09/01/2022

College News, Faculty News

Funding will support research, a groundbreaking interactive tool, and special initiatives by and for students of color.

Macaulay Honors College congratulates two faculty members and student development professionals who have received awards from CUNY’s Black, Race and Ethnic Studies Initiative (BRESI). The grants, funded with an investment from the Mellon Foundation, will allow the college to expand its efforts to advance social and racial justice, and contribute to a CUNY-wide community effort. 

The three winning initiatives were among more than 500 CUNY submissions to the BRESI Council, and were selected for funding for their innovative nature and their potential to impact the development of ethnic studies. The three projects are described in brief below.

Jean Park, PhD “From Crisis to Coalition: L.A. Youth on the 1992 L.A. Uprising”

Riot? Uprising? Rebellion? Macaulay Postdoctoral Fellow Jean Park’s research project will focus on reflections of students who experienced the Los Angeles Uprising of 1992. She seeks to share an understanding of how individual perspectives paint a more nuanced picture—in contrast to mainstream depictions—of the conflict and violence, and how American students made sense of their world in crisis.  

Logan McBride,”Place, Space, and Race in the Making of Mass Incarceration: The Racial Geography of New York State Prisons, 1960s-1990s”

Professor Logan McBride’s grant will allow her to create an interactive exhibition of her research that helps students, activists, and others to better understand the ways in which the spatial organization of prisons in that period worked to solidify Black criminality in the American imagination. Dr. McBride hopes to kickstart a public conversation around justice through empathetic portrayal of those involved. 

Macaulay Office of Student Development and the Macaulay Diversity Initiative

Macaulay’s student development team will use the grant to increase outreach and access to students of Black and Latinx origins at Macaulay, while exploring and celebrating these cultures at the college. The grant will also lend support to an important student campus group, the Macaulay Diversity Initiative, who have traditionally been a catalyst of timely and relevant issues that Black and Latinx undergraduates face. 
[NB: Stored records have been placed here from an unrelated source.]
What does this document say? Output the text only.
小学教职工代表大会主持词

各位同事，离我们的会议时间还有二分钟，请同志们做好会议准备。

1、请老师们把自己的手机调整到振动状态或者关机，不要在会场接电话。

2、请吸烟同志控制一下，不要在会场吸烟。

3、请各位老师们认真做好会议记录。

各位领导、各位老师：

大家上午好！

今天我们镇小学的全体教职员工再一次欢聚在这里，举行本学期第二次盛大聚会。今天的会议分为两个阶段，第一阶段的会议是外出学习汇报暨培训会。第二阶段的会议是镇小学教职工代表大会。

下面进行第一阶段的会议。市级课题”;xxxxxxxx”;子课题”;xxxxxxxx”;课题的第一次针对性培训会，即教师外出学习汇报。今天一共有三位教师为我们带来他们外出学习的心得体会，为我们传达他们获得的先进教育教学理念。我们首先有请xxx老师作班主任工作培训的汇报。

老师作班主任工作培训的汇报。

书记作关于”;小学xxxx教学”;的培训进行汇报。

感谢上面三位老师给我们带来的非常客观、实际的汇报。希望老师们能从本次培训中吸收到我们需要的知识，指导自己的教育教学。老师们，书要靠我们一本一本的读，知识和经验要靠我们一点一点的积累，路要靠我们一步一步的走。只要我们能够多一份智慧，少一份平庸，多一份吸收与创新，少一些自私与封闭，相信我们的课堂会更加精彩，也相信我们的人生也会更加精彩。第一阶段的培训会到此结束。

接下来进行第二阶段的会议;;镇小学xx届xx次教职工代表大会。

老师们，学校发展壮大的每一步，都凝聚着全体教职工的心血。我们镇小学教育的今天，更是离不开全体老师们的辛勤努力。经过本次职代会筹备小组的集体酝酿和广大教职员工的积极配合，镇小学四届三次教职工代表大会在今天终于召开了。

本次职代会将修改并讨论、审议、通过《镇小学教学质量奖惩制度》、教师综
The awards cover the term of September 1, 2022 to June 30, 2023.

About BRESI: In March 2022, the CUNY Chancellor established a Black, Race and Ethnic Studies Initiative Council as a formal University-wide body. The Council’s first focus has been forging a University-wide community that will, for the first time, bring together the many faculty and students, centers and institutes engaged in the study of race and ethnicity throughout our system. A key aspect of this community-building – and an essential driver of the initiative itself – is the awarding of competitive grants totaling a currently estimated $1.9 million to CUNY faculty, students, staff and entities to seed promising work advancing BRESI’s mission.